On April 10, 2020, the US Department of Labor’s (“DOL”) Occupational Safety and Health Administration (“OSHA”) issued interim guidance on employers’ duties as they relate to recording cases of COVID-19. OSHA’s position—effective immediately and for the duration of the public health crisis—is that employers must report to OSHA any confirmed COVID-19 illness diagnosis (defined as “an individual with at least one respiratory specimen that tested positive for SARS-CoV-2”) that is both (i) work-related, and (ii) involves OSHA general recording criteria.
A condition is work-related if “an event or exposure in the work environment either caused or contributed to the resulting condition or significantly aggravated a pre-existing injury or illness.” The work environment is the employer’s “establishment” and such “other locations where one or more employees are working or are present as a condition of their employment.”
An injury or illness ordinarily involves OSHA general recording criteria if it results in death, days away from work, restricted work or transfer to another job, medical treatment beyond first aid, or loss of consciousness, or if it involves a significant injury or illness diagnosed by a physician or other licensed health care professional even if it does not result in death, missed work days, restricted work, job transfer, medical treatment beyond first aid, or loss of consciousness.
OSHA treats COVID-19 as a recordable illness if it meets the foregoing general principles; by contrast, colds and flus are not recordable illnesses.
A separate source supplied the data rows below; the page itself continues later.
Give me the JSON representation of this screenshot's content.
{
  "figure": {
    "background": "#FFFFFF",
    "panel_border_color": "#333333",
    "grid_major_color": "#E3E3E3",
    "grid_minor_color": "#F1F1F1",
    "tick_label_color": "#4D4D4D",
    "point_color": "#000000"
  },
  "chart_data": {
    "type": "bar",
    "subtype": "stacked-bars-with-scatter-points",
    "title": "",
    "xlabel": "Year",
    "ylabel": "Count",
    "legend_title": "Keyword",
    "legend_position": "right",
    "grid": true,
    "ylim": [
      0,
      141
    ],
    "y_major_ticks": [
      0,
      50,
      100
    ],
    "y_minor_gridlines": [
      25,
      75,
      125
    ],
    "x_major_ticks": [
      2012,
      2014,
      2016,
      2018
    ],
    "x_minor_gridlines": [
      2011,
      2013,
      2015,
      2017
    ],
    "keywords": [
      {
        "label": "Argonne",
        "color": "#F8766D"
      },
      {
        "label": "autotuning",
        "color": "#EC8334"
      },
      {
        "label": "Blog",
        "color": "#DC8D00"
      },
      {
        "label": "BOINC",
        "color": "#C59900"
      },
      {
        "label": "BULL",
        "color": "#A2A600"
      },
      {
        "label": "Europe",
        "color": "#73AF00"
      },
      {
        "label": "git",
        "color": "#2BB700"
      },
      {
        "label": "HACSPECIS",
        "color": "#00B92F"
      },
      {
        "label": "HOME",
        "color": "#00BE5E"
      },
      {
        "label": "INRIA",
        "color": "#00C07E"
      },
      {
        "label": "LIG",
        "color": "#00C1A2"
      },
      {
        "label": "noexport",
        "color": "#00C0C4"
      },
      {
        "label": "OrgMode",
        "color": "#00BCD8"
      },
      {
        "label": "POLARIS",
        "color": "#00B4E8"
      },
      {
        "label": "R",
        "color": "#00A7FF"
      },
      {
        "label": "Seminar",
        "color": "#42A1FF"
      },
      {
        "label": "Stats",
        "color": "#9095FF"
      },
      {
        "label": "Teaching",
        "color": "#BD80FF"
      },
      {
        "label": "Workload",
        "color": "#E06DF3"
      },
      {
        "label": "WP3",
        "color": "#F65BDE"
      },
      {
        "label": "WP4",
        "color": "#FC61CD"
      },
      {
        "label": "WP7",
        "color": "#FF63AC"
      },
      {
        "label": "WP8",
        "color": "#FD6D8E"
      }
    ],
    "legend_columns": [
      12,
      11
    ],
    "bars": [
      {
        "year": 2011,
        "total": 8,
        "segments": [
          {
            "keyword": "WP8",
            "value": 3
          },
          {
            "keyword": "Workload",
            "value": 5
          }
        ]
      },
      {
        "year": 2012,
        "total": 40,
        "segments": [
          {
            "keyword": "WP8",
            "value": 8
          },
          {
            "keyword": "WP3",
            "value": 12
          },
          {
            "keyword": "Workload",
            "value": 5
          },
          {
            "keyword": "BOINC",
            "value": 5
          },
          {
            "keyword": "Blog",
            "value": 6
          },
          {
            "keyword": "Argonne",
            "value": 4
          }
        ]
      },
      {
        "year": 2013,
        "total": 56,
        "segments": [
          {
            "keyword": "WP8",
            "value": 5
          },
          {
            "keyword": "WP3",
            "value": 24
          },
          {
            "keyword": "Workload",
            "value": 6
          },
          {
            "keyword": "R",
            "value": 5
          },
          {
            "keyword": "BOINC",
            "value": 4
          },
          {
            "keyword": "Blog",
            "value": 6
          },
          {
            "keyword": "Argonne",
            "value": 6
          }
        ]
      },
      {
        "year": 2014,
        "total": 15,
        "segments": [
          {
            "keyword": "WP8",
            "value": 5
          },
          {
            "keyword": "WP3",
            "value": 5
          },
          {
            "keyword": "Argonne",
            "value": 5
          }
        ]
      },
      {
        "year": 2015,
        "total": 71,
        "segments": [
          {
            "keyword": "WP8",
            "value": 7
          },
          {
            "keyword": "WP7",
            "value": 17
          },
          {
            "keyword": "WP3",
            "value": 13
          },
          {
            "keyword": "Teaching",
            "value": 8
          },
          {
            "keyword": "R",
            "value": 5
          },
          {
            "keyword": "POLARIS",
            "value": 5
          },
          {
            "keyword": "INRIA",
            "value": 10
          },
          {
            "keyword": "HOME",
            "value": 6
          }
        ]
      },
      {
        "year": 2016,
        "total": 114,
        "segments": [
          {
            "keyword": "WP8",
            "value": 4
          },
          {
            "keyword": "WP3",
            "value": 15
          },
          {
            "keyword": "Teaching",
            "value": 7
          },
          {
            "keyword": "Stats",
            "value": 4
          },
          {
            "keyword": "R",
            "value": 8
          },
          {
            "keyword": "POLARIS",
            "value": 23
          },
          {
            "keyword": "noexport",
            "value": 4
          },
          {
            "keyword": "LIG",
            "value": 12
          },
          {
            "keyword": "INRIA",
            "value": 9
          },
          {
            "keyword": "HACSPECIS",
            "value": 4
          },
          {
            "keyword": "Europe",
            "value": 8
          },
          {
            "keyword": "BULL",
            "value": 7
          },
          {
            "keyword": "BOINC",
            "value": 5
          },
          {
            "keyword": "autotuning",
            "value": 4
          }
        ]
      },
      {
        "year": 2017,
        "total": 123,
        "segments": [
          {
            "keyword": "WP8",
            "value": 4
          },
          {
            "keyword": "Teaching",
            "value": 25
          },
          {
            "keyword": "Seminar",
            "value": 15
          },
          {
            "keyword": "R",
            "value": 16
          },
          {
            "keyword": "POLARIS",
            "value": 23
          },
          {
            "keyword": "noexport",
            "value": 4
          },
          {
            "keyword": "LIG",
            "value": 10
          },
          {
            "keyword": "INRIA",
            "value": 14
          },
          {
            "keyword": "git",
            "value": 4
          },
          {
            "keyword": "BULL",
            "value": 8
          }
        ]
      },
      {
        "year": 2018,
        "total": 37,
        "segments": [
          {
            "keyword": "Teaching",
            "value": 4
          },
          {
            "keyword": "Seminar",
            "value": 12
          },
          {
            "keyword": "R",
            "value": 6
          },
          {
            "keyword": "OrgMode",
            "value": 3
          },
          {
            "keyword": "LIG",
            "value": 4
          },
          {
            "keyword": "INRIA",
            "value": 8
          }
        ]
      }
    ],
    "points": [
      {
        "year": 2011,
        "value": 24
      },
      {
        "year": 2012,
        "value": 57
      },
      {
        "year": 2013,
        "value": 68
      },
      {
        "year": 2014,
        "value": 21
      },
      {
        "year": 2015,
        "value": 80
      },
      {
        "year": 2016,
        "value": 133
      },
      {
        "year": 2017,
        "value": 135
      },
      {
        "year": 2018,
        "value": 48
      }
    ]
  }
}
Despite expecting employers to treat COVID-19 as a recordable illness, OSHA recognizes that “employers . . . may have difficulty making determinations about whether workers who contracted COVID-19 did so due to exposure at work” in fields other than healthcare, emergency response, and correctional institutions because of the strong possibility of “community transmission.” Therefore, OSHA will “exercis[e] its enforcement direction in order to provide certainty to the regulated community.” In other words, OSHA will not enforce regulations requiring COVID-19 illness reporting in such fields except where:
There is objective evidence that a COVID-19 diagnosis may be work-related, such as where a cluster of cases emerge among workers in close proximity without an alternative explanation; and
The evidence was reasonably available to the employer, such as from reports by employees or information learned during the employer’s general operation or management of the business.
OSHA clarified its enforcement discretion to “help employers focus their response efforts on implementing good hygiene practices in their workplaces, and otherwise mitigating COVID-19’s effects,” rather than on making difficult determinations as between work-related and community-related virus transmission. Despite issuing this directive, OSHA will continue to require that workers in the healthcare industry, emergency response organizations (such as EMS/EMTs, firefighters, and law enforcement), and correctional institutions “make work-relatedness determinations” given the greater likelihood of work-related transmission of the virus. In those industries, employers must continue to evaluate the employee’s work duties and environment to decide whether or not one or more events or exposures in the work environment either caused or contributed to the resulting condition, or significantly aggravated a pre-existing condition.
Even in those industries where work-related transmission is more likely, employers should understand that recording or reporting a work-related injury, illness, or fatality does not mean the employer or employee was at fault, or that an OSHA rule has been violated, or that the employee is eligible for workers’ compensation or other benefits. Reporting or recording workplace illnesses like COVID-19 will not result in an automatic imposition of liability, but employers’ failure to report known or suspected work-related COVID-19 diagnoses may have significant regulatory consequences.